Une parenthèse, certes, mais une parenthèse enchantée. Dans la carrière pléthorique de Quincy Jones (surnommé Q), la composition pour l’écran ne dure qu’une petite dizaine d’années (1964-1972), suivie par quelques retours sporadiques. Une période courte et d’une grande richesse enfin explorée dans un livre qui vient de paraître, signé Gérard Dastugue, aux Éditions universitaires de Dijon. Intitulé Quincy Jones, compositeur d’écran, cet ouvrage retrace en détail sur cent pages le parcours atypique du compositeur de génie qui a marqué de sa patte mélodique et groovy l’histoire du cinéma.
Grâce à un travail de documentation méticuleux, l’auteur – maître de conférences à l’Institut catholique de Toulouse – livre une analyse précise et chronologique de la production du compositeur pour l’écran sans oublier au préalable d’évoquer son enfance pauvre, sa formation, et son apprentissage décisif à Paris avec Nadia Boulanger vers laquelle Lalo Schifrin l’avait dirigé.

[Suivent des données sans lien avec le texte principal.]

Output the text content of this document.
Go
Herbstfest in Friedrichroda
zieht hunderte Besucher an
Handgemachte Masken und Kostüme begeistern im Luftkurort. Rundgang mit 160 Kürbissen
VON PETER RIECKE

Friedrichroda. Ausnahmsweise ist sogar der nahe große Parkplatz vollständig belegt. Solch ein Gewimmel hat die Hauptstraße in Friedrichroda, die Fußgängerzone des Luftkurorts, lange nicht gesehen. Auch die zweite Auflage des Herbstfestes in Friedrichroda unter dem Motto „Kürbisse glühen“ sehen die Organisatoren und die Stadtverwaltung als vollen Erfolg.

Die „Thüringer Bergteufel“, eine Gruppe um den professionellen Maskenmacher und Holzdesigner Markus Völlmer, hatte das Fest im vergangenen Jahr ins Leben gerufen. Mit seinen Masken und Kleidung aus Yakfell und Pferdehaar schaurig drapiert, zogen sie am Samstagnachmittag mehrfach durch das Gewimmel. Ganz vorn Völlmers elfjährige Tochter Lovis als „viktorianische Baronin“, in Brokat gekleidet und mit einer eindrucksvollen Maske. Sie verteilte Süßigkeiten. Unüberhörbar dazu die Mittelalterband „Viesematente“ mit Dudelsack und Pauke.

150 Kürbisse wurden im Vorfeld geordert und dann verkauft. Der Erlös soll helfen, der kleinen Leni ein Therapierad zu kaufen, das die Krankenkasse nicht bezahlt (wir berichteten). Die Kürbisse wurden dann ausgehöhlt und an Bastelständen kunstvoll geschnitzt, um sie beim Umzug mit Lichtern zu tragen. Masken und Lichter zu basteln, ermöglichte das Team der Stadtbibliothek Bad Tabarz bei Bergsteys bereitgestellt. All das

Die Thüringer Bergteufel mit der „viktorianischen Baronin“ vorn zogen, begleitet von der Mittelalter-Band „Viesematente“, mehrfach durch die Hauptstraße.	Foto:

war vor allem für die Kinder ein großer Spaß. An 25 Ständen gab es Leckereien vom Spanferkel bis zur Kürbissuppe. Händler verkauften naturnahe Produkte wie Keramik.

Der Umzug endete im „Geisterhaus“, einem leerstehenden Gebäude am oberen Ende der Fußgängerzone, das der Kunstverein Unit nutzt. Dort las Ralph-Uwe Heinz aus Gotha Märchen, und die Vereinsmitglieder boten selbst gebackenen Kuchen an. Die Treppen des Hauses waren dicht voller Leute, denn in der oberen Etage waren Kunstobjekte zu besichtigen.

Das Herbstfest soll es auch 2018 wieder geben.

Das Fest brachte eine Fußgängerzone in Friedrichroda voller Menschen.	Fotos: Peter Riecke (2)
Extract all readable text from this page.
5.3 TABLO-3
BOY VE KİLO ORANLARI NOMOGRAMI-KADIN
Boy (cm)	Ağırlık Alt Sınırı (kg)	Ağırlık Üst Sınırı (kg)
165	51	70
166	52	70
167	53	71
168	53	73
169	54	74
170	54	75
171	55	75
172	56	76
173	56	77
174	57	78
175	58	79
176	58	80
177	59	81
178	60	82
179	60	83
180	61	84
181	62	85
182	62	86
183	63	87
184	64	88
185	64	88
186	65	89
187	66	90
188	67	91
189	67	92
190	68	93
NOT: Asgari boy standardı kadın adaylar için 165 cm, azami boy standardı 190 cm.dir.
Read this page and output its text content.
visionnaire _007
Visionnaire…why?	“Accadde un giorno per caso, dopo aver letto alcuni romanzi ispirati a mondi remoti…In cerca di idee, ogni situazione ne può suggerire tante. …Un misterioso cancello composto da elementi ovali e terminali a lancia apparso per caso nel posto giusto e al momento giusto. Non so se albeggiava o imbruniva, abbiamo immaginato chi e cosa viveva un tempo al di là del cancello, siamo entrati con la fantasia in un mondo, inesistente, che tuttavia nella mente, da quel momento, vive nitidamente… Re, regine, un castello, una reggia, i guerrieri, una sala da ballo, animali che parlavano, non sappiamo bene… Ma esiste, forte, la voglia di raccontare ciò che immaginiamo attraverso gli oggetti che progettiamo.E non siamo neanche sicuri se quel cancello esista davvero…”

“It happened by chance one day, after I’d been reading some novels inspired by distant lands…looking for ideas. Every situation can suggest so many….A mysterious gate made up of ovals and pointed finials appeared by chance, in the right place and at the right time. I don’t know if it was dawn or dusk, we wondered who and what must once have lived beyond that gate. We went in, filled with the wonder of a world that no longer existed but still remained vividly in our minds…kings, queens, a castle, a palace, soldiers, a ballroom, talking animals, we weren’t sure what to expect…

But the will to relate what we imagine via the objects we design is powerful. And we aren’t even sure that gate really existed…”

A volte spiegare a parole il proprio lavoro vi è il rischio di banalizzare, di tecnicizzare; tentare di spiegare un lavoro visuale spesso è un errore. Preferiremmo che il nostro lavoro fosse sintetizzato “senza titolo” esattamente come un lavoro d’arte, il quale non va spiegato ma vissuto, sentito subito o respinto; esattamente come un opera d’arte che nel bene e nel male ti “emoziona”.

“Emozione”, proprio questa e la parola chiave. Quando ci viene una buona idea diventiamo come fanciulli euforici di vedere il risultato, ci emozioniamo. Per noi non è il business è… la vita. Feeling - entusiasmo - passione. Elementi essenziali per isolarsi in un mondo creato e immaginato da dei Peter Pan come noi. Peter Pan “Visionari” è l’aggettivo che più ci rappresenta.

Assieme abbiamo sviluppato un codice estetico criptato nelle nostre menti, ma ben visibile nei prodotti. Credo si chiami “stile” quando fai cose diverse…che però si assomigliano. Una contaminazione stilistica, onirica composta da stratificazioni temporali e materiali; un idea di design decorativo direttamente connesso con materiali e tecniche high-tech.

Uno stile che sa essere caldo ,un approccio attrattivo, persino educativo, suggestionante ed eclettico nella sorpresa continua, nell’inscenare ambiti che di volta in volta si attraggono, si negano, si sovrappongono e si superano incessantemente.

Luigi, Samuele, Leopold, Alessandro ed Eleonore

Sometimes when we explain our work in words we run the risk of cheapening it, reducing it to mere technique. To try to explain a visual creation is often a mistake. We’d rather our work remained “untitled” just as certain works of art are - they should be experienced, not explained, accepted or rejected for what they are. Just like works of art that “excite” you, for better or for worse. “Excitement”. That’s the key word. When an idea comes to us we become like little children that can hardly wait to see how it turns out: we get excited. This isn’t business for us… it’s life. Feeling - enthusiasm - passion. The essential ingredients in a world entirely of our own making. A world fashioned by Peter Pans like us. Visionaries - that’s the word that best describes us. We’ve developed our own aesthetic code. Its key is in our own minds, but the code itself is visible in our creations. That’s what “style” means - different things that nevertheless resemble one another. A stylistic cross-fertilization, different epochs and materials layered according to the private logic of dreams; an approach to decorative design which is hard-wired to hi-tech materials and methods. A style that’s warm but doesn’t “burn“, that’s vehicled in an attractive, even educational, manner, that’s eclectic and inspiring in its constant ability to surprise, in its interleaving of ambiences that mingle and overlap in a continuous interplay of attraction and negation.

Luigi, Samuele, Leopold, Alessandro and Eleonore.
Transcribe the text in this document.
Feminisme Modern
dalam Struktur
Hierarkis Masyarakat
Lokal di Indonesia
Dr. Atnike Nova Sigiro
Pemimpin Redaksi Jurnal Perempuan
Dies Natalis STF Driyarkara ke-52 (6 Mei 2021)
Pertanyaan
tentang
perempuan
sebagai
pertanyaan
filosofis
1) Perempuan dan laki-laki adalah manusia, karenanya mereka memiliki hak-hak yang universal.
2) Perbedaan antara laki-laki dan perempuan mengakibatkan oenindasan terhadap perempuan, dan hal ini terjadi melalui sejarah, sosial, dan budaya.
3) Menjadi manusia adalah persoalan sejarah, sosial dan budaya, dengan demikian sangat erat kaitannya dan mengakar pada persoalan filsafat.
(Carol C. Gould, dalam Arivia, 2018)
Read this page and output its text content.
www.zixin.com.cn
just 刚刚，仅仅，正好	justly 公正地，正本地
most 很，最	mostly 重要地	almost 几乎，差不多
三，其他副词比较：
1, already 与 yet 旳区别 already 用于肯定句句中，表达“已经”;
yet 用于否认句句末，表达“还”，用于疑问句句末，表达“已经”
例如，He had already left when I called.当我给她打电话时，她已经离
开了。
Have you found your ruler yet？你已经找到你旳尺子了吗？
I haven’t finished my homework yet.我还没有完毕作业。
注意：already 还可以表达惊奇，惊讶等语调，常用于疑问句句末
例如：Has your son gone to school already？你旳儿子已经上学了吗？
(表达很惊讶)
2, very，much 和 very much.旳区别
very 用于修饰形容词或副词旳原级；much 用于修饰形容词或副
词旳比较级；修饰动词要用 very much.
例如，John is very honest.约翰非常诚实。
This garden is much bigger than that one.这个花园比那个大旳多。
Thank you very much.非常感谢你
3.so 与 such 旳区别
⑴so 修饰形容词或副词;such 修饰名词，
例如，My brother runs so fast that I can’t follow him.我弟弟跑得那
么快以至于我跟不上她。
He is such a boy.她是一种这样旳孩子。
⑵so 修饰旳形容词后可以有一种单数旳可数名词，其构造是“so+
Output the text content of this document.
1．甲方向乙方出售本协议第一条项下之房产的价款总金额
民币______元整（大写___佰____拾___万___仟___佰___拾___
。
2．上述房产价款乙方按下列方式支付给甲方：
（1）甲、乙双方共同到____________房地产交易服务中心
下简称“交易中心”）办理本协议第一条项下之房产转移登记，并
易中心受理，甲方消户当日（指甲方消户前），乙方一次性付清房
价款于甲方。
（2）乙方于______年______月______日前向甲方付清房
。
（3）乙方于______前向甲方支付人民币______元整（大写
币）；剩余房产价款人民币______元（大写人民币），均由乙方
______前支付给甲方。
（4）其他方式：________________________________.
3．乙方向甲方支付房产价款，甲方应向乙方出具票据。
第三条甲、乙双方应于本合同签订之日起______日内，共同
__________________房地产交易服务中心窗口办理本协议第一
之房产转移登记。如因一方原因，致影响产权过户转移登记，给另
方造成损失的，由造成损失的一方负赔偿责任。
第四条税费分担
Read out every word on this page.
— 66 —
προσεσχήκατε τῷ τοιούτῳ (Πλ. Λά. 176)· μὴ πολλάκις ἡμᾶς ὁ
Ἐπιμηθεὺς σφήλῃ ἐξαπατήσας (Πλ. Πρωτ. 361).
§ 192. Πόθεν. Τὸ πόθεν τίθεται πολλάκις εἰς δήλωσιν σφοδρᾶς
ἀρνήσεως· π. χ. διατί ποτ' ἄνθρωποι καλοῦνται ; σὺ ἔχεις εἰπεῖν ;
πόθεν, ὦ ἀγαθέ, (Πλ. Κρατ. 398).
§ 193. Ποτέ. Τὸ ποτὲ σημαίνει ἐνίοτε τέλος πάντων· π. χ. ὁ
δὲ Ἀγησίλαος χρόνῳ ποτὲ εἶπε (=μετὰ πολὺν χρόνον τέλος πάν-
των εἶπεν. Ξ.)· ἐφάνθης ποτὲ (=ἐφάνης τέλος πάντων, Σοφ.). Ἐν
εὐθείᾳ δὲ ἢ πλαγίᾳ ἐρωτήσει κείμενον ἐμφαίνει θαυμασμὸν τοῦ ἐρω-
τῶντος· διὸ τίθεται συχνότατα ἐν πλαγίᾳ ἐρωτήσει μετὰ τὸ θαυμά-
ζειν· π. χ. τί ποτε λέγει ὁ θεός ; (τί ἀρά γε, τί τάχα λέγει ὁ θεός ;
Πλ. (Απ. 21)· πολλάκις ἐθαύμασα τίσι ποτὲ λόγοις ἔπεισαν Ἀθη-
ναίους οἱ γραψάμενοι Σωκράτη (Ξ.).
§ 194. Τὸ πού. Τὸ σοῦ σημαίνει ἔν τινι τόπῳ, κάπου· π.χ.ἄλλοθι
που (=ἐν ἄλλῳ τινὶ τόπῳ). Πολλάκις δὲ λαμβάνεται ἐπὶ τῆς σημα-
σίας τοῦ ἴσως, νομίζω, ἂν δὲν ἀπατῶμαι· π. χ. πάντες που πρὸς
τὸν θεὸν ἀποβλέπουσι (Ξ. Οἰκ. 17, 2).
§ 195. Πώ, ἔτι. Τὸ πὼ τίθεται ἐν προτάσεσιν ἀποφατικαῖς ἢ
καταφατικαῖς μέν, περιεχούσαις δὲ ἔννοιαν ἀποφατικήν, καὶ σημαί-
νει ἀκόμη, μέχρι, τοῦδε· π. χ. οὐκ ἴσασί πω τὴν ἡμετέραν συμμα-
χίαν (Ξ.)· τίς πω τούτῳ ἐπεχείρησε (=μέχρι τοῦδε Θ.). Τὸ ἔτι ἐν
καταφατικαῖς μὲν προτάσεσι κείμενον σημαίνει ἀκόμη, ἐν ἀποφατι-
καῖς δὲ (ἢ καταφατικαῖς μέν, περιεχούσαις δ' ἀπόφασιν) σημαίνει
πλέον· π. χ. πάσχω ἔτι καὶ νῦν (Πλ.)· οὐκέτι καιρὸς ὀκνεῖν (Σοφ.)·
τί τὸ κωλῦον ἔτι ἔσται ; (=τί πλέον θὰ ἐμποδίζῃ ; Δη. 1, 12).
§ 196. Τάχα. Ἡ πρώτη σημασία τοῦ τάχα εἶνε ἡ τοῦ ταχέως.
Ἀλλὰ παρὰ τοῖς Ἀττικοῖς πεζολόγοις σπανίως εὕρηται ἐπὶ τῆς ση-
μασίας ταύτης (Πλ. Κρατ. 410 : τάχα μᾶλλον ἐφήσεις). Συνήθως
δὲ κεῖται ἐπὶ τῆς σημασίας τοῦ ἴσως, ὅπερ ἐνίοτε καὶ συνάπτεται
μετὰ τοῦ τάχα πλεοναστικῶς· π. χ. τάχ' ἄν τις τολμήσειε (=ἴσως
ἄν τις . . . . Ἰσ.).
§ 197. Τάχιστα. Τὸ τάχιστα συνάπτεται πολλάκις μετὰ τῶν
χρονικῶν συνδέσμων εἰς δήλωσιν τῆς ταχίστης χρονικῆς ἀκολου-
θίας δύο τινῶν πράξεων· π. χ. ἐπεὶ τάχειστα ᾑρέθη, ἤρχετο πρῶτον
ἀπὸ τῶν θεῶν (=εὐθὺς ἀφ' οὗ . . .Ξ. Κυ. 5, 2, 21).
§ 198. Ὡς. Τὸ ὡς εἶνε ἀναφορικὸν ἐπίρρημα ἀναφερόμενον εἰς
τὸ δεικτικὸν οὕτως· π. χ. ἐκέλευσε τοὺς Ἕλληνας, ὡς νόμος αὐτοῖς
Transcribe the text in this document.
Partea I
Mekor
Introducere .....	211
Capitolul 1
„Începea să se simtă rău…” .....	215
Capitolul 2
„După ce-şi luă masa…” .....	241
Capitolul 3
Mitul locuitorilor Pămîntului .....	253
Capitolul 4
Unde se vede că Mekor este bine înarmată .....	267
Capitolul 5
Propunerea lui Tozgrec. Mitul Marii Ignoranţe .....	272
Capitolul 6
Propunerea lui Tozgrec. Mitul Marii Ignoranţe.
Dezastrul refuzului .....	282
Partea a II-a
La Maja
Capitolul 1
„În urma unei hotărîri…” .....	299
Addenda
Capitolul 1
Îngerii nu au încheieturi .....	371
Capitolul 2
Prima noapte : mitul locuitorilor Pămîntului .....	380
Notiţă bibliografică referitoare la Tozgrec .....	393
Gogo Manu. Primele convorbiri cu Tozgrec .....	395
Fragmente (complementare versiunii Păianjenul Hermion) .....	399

C’est sur l’invitation de Sidney Lumet pour Le Prêteur sur gages (1964) que Q livre son premier score pour un film de fiction d’envergure. Si le livre aborde comme il se doit les partitions les plus connues du compositeur (De sang froid, Dans la chaleur de la nuit, L’or se barre…) ainsi que ses contributions pour la télévision, il ne manque pas d’évoquer la participation musicale méconnue de Q aux films d’animation réalisés par John Hubley, un ancien animateur Disney qui avait monté son propre studio et créé notamment M. Magoo.
Finement choisies, les citations permettent de mettre en perspective la production du compositeur, de comprendre son état d’esprit, et d’apprécier comment il a réussi à s’imposer, en homme de couleur, dans une profession de Blancs. En 1961, Quincy Jones devient le premier afro-américain à se hisser au poste de vice-président d’un label musical important, en l’occurrence Mercury. En 1971, il est également le premier compositeur noir à diriger l’orchestre lors de la cérémonie des Oscars, un symbole pour la communauté afro-américaine.
Pour Q, la musique de film était avant tout un formidable terrain d’expérimentation. Après la décennie dorée des années soixante, émaillée de succès éclatants mais aussi teintée de la déception de ne pas avoir gagné l’Oscar pour De sang froid en 1967, Q met fin à sa carrière pour le grand écran en 1972, après deux ultimes films sur lesquels il remplace d’autres compositeurs au pied levé. « Un piège allait se refermer, je ne voulais pas devenir distributeur automatique de partitions pour Hollywood. J’avais le sentiment intime d’avoir atteint mes limites dans cette discipline… que j’ai pourtant aimée à la folie », a-t-il déclaré (p. 76).

Par la suite, Q reviendra au grand écran uniquement pour des projets qui lui tiennent à cœur, que ce soit pour The Wiz en 1978, ou La Couleur pourpre en 1985. Gérard Dastugue souligne son apport à la musique et à la culture en général. Je cite l’auteur : « Dressant un pont entre musiciens et genres musicaux, désenclavant et fusionnant, il participe d’une connexion humaniste entre citoyens d’un monde qui peuvent prendre conscience du langage commun qui les anime. » (page 91).
Au final, Gérard Dastugue dessine, grâce à cet ouvrage synthétique et d’une lecture agréable, un portrait réussi de ce compositeur défricheur et passionnant, et donne une furieuse envie de se replonger dans les scores du grand Q.
Avec comme point de départ son amour du jazz, le compositeur a contribué au grand renouvellement de la musique de film hollywoodienne et à son hybridation vers le R&B, le funk, la bossa nova… au même titre que Lalo Schifrin*, autre grand adepte de la fusion mélodique.
Notons enfin qu’un coffret dédié à la production pour l’écran de Q a été édité en 2016 dans la collection Écoutez le cinéma.
* on apprend d’ailleurs avec délectation que Q devait composer la BO de Bullitt (1968) mais qu’il a dû laisser sa place au compositeur argentin pour des raisons de santé.